Monday 15 July 2013

4 papers reviewed:
Keith Frikken, Mikhail Atallah, and Jiangtao Li. 2006. Attribute-Based Access Control with Hidden Policies and Hidden Credentials. IEEE Trans. Comput. 55, 10 (October 2006), 1259-1270. DOI=10.1109/TC.2006.158 http://dx.doi.org/10.1109/TC.2006.158

Key points:

  • PROBLEM:
    • Hiding the access policy from clients and hiding client attributes from the server.
  • CONTRIBUTION: 
    • Previous works on this topic revealed parts of the ACP to clients. The proposed solution claims to reveal nothing of the ACP.
    • A client and owner engage in a protocol. The client provides the protocol a subset of her credentials and the owner provides to client the hidden ACP and protected data. If attributes in credentials supplied to protocols satisfy the ACP, she gets the revealed data.
    • Uses techniques of homomorphic encryption, oblivious transfer, scrambled circuit evaluation and shuffling.
  • Strengths/Weakness:
    • The client learns little information as possible about the ACP and the owner learns as little information as possible about the client’s credentials.
    • The server does not learn which credentials a client has from the protocols.
    • The scheme is policy indistinguishable in that 2 policies that evaluate to the same value for the client’s credentials have indistinguishable transcripts and hence client learns nothing about the policy other than whether access is granted.
    • Scheme relies heavily on exchange of information which could leak some information potentially.
    • With growing number of attributes, communication complexity increases exponentially.
    • System works only for policies that check for the presence of certain attributes.

Deqing Zou; Zhensong Liao, "A New Approach for Hiding Policy and Checking Policy Consistency," Information Security and Assurance, 2008. ISA 2008. International Conference on , vol., no., pp.237,242, 24-26 April 2008
doi: 10.1109/ISA.2008.39

Key points:

  • PROBLEM:
    • Disclosure of sensitive policies may cause damages
    • Furthermore, some polices tend to be self-contradictory and hence a checking mechanism is required.
    • MAC and RBAC techniques could not work well in terms of resource sharing due to limitations in their design and application.
  • CONTRIBUTION: 
    • A new method to hide access control policy using ATN (Automated Trust Negotiation).
    • A new thought to handle policy consistency.
    • New approach for protecting user’s privacy.
    • Avoiding unwanted negotiation failure and improving negotiation efficiency.
  • Strengths/Weakness:
    • Previous work is shown to be effective but difficult to implement in the real world and hence claims the new solution will be efficient to implement. 
    • Paper uses matrices and is very mathematical.

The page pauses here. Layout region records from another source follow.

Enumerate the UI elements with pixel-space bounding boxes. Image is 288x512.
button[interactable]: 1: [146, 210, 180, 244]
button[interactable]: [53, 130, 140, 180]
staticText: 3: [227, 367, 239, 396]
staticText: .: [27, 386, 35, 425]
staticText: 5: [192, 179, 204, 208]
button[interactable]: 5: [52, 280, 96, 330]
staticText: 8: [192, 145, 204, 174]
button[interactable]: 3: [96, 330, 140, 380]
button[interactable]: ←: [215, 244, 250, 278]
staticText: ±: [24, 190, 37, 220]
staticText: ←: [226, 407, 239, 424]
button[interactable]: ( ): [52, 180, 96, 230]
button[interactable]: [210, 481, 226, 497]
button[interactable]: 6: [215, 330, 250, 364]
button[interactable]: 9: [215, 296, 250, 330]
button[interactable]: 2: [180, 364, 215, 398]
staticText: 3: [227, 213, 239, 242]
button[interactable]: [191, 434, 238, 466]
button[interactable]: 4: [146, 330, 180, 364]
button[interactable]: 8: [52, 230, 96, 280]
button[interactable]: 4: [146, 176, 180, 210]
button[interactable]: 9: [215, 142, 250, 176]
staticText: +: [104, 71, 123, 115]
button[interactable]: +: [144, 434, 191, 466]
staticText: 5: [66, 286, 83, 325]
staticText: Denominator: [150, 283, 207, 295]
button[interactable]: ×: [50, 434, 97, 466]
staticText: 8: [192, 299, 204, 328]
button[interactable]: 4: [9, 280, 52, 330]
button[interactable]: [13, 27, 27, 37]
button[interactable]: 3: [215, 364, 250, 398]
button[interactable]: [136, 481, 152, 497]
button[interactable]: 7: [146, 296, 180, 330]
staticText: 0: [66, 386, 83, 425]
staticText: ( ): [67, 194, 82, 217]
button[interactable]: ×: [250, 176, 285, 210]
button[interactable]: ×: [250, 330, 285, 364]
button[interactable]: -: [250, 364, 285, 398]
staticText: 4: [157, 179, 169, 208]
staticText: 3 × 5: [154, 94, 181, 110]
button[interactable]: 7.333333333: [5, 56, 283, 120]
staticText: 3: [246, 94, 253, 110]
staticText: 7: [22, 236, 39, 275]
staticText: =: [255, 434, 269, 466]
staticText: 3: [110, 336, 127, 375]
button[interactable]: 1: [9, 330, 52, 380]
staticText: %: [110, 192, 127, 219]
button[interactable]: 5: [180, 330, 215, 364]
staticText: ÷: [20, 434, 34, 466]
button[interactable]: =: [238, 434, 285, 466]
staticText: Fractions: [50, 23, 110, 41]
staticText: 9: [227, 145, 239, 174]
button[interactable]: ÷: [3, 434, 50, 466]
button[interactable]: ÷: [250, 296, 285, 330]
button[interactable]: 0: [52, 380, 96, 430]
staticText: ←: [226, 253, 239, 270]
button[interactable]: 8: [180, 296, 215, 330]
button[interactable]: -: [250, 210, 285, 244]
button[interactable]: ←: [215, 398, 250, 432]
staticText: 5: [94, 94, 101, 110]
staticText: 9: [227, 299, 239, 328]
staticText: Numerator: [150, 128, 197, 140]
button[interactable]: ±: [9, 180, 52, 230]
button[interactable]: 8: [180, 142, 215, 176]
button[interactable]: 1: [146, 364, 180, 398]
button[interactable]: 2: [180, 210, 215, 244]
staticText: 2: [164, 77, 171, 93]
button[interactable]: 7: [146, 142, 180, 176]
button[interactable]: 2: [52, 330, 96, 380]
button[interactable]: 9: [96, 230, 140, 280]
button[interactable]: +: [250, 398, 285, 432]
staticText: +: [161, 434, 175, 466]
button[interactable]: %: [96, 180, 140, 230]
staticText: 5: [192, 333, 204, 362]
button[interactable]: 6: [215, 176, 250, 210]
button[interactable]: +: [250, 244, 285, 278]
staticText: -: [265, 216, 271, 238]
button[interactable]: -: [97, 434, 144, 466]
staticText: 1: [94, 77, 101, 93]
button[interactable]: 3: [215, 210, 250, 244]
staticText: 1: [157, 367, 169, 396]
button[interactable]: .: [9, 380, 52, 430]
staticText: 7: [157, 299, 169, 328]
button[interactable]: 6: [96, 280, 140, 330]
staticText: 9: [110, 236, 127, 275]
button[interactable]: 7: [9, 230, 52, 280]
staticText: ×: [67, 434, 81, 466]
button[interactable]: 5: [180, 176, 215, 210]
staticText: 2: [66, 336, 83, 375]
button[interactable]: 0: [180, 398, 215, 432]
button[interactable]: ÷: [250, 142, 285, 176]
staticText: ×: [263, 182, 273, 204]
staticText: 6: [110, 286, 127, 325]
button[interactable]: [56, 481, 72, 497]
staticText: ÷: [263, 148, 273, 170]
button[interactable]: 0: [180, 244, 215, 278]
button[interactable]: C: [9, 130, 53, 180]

Xinfeng Ye; Mingyu Gao, "Access Control with Hidden Policies and Credentials for Service Computing," Services Computing (SCC), 2012 IEEE Ninth International Conference on , vol., no., pp.242,249, 24-29 June 2012 doi: 10.1109/SCC.2012.13

Key points:

  • PROBLEM:
    • How to keep credentials and access control policies secret from the service providers.
  • CONTRIBUTION: 
    • Scheme uses cryptographic techniques to hide the policies and credentials needed to access data.
    • Cryptographic keys are used to represent the credentials and policies.
    • The paper devises a cryptosystem that allows keys to be generated according to the policies and the client’s credentials efficiently.
  • Strengths/Weakness:
    • Many previous works do not attempt to hide the policies or credentials and hence the novelty of the work is good.
    • Previous works that focus on policy hiding are computationally intensive and very inefficient.


Marian Harbach, Sascha Fahl, Michael Brenner, Thomas Muders, and Matthew Smith. 2012. Towards privacy-preserving access control with hidden policies, hidden credentials and hidden decisions. In Proceedings of the 2012 Tenth Annual International Conference on Privacy, Security and Trust (PST) (PST '12). IEEE Computer Society, Washington, DC, USA, 17-24. DOI=10.1109/PST.2012.6297915 http://dx.doi.org/10.1109/PST.2012.6297915

Key points:

  • PROBLEM:
    • The need for hidden policies, hidden credentials, and hidden decisions.
    • The central issue with resource sharing in the Cloud is that of trust.
  • CONTRIBUTION: 
    • Argue for the need for hidden policies, credentials and decisions.
    • Present an approach using Homomorphic cryptography Supported Access Control (HSAC) as a first step to achieving the above properties.
    • The paper devises a cryptosystem that allows keys to be generated according to the policies and the client’s credentials efficiently.
  • Strengths/Weakness:
    • Many previous works do not attempt to hide the policies or credentials and hence the novelty of the work is good.
    • Previous works that focus on policy hiding are computationally intensive and very inefficient.